FOUR WEEKS AGO TODAY
We'd had a scan at 20 weeks that showed a low-lying placenta (mine), and another at 32 weeks ditto, so they'd told us to come back at 36 weeks. Everyone had trouble seeing much, as the - foetus? baby? - had its head stuffed right down into my pelvis and wasn't budging for anyone. This time (Thursday 2 November) the radiographer said she could see the child's hair waving in the amniotic fluid - which A and I found a little freaky - but she still couldn't really see much around the cervix: she thought there was about 3cm clear. This was an improvement on the previous scan, when the placenta had been 'abutting' the cervix, but wasn't enough to let us off a possible Caesarean or at best a hospital birth. The more we'd found out about even our very nice local maternity unit, the more we'd thought home sounded a really good idea. Hospitals are, after all, for sick people. Anyway, after the scan we waited to see the consultant. And waited. And waited. A deeply patronising nurse eventually ushered us into a tiny cell and took my blood pressure. Then she asked for a urine sample, at which point I said I'd wee on a stick if it would get us to the consultant, but did she realise we hadn't actually come for a check-up? We'd come to see the consultant... We waited some more. I propped the door open, in case they forgot we were there and all went home.

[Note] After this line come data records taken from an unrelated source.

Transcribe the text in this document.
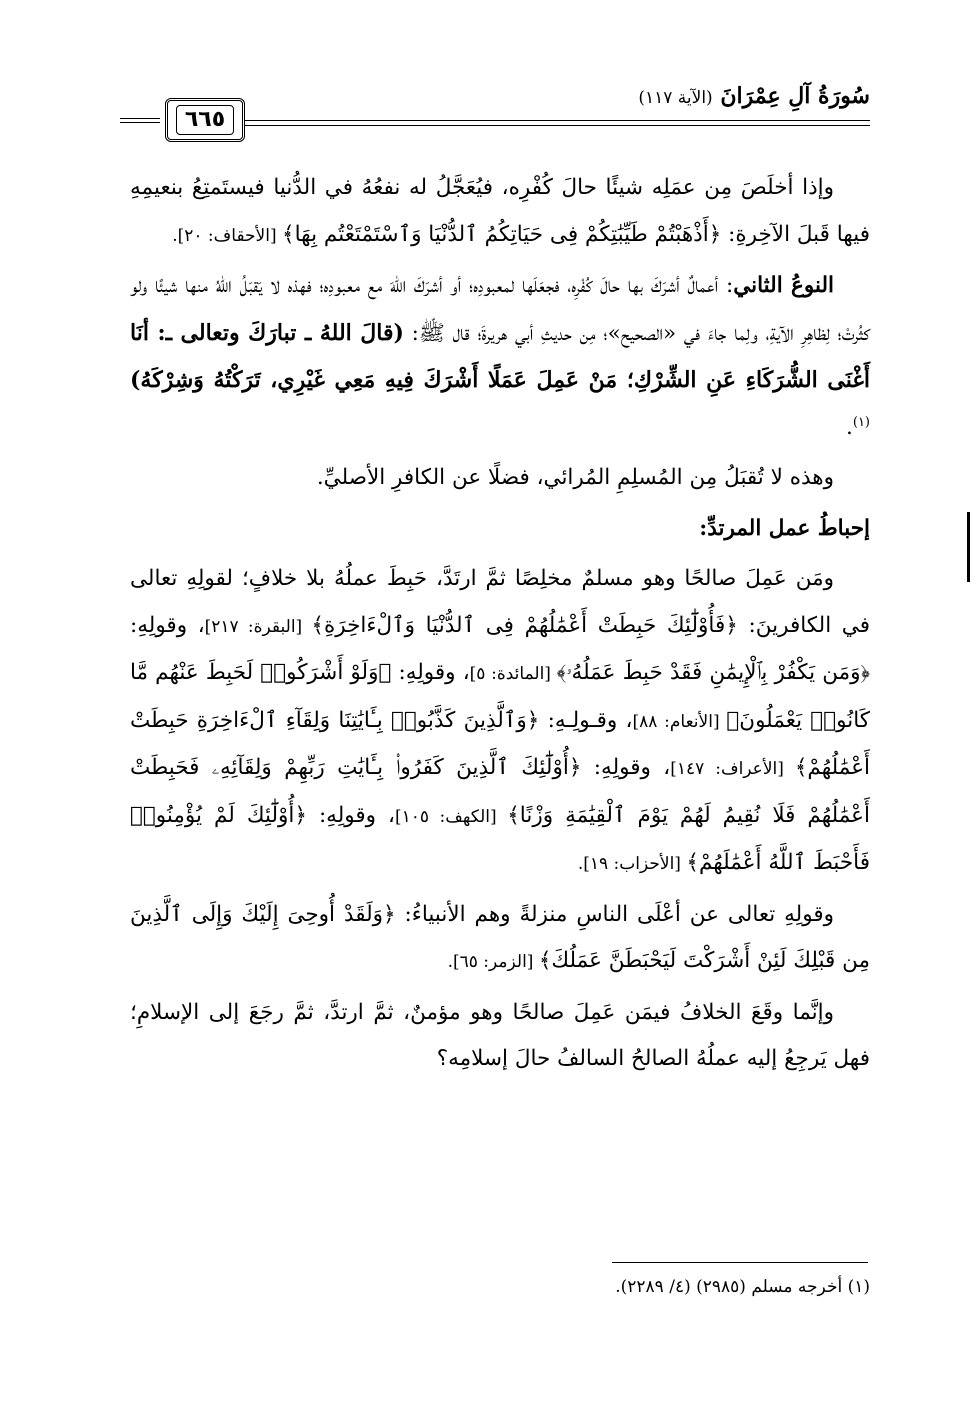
٦٦٥
سُورَةُ آلِ عِمْرَانَ (الآية ١١٧)

وإذا أخلَصَ مِن عمَلِه شيئًا حالَ كُفْرِه، فيُعَجَّلُ له نفعُهُ في الدُّنيا فيستَمتِعُ بنعيمِهِ فيها قَبلَ الآخِرةِ: ﴿أَذْهَبْتُمْ طَيِّبَٰتِكُمْ فِى حَيَاتِكُمُ ٱلدُّنْيَا وَٱسْتَمْتَعْتُم بِهَا﴾ [الأحقاف: ٢٠].

النوعُ الثاني: أعمالٌ أشرَكَ بها حالَ كُفْرِه، فجعَلَها لمعبودِه؛ أو أشرَكَ اللهَ مع معبودِه؛ فهذه لا يَقبَلُ اللهُ منها شيئًا ولو كثُرتْ؛ لِظاهِرِ الآيةِ، ولِما جاءَ في «الصحيح»؛ مِن حديثِ أبي هريرةَ؛ قال ﷺ: (قالَ اللهُ ـ تبارَكَ وتعالى ـ: أنَا أَغْنَى الشُّرَكَاءِ عَنِ الشِّرْكِ؛ مَنْ عَمِلَ عَمَلًا أَشْرَكَ فِيهِ مَعِي غَيْرِي، تَرَكْتُهُ وَشِرْكَهُ)$^{(١)}$.

وهذه لا تُقبَلُ مِن المُسلِمِ المُرائي، فضلًا عن الكافرِ الأصليِّ.

إحباطُ عمل المرتدِّ:

ومَن عَمِلَ صالحًا وهو مسلمٌ مخلِصًا ثمَّ ارتَدَّ، حَبِطَ عملُهُ بلا خلافٍ؛ لقولِهِ تعالى في الكافرينَ: ﴿فَأُوْلَٰٓئِكَ حَبِطَتْ أَعْمَٰلُهُمْ فِى ٱلدُّنْيَا وَٱلْءَاخِرَةِ﴾ [البقرة: ٢١٧]، وقولِهِ: ﴿وَمَن يَكْفُرْ بِٱلْإِيمَٰنِ فَقَدْ حَبِطَ عَمَلُهُۥ﴾ [المائدة: ٥]، وقولِهِ: ﴿وَلَوْ أَشْرَكُوا۟ لَحَبِطَ عَنْهُم مَّا كَانُوا۟ يَعْمَلُونَ﴾ [الأنعام: ٨٨]، وقـولِـهِ: ﴿وَٱلَّذِينَ كَذَّبُوا۟ بِـَٔايَٰتِنَا وَلِقَآءِ ٱلْءَاخِرَةِ حَبِطَتْ أَعْمَٰلُهُمْ﴾ [الأعراف: ١٤٧]، وقولِهِ: ﴿أُوْلَٰٓئِكَ ٱلَّذِينَ كَفَرُوا۟ بِـَٔايَٰتِ رَبِّهِمْ وَلِقَآئِهِۦ فَحَبِطَتْ أَعْمَٰلُهُمْ فَلَا نُقِيمُ لَهُمْ يَوْمَ ٱلْقِيَٰمَةِ وَزْنًا﴾ [الكهف: ١٠٥]، وقولِهِ: ﴿أُوْلَٰٓئِكَ لَمْ يُؤْمِنُوا۟ فَأَحْبَطَ ٱللَّهُ أَعْمَٰلَهُمْ﴾ [الأحزاب: ١٩].

وقولِهِ تعالى عن أعْلَى الناسِ منزلةً وهم الأنبياءُ: ﴿وَلَقَدْ أُوحِىَ إِلَيْكَ وَإِلَى ٱلَّذِينَ مِن قَبْلِكَ لَئِنْ أَشْرَكْتَ لَيَحْبَطَنَّ عَمَلُكَ﴾ [الزمر: ٦٥].

وإنَّما وقَعَ الخلافُ فيمَن عَمِلَ صالحًا وهو مؤمنٌ، ثمَّ ارتدَّ، ثمَّ رجَعَ إلى الإسلامِ؛ فهل يَرجِعُ إليه عملُهُ الصالحُ السالفُ حالَ إسلامِه؟

(١) أخرجه مسلم (٢٩٨٥) (٤/ ٢٢٨٩).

The consultant when she came was, inevitably, harassed, apologetic, friendly and extremely competent. The verdict was still that a home birth might mean dying in a pool of a blood and was therefore not to be recommended. But why not come in again on Tuesday and see Mr L, who was very senior? I didn't see how even a very senior radiographer would be able to see through a baby's head if nobody else could, but hey ho. We wended our weary way homeward, pausing only to eat in a pub, bid and win a baby sling on eBay (hurrah for other people's WiFi), and take in our first NHS ante-natal class. We'd already done the NCT course, but were hoping to meet a few more people nearer our area and not quite so precisely the same social demographic at this one. The first class covered what to pack in your hospital bag, which was a useful reminder that we hadn't done this yet. Or written our birth plan. Bother. Didn't seem much point when we didn't know the location for the birth or the exit point for the infant.
We spent the weekend, daringly (I was 37 weeks pregnant by now) in Leeds, where the revamped Grand Theatre was opening with a new production of Peter Grimes. A is a Britten nut and I once played Second Tart, so we were keen to try it. Unfortunately, it was one of those productions where someone is keen to Make Their Mark rather than let the music speak for itself. Enjoyed the gratuitous nudity though - you don't often get to see Peter's bum. Sadly, though, this Peter wasn't the usual rangy type with wayward hair (and fairly pert buttocks, one generally assumes), but a fairly portly tenor who didn't look his best in the bright yellow oilskin dungarees supplied. Oh well: a joke's a joke (and fun is fun).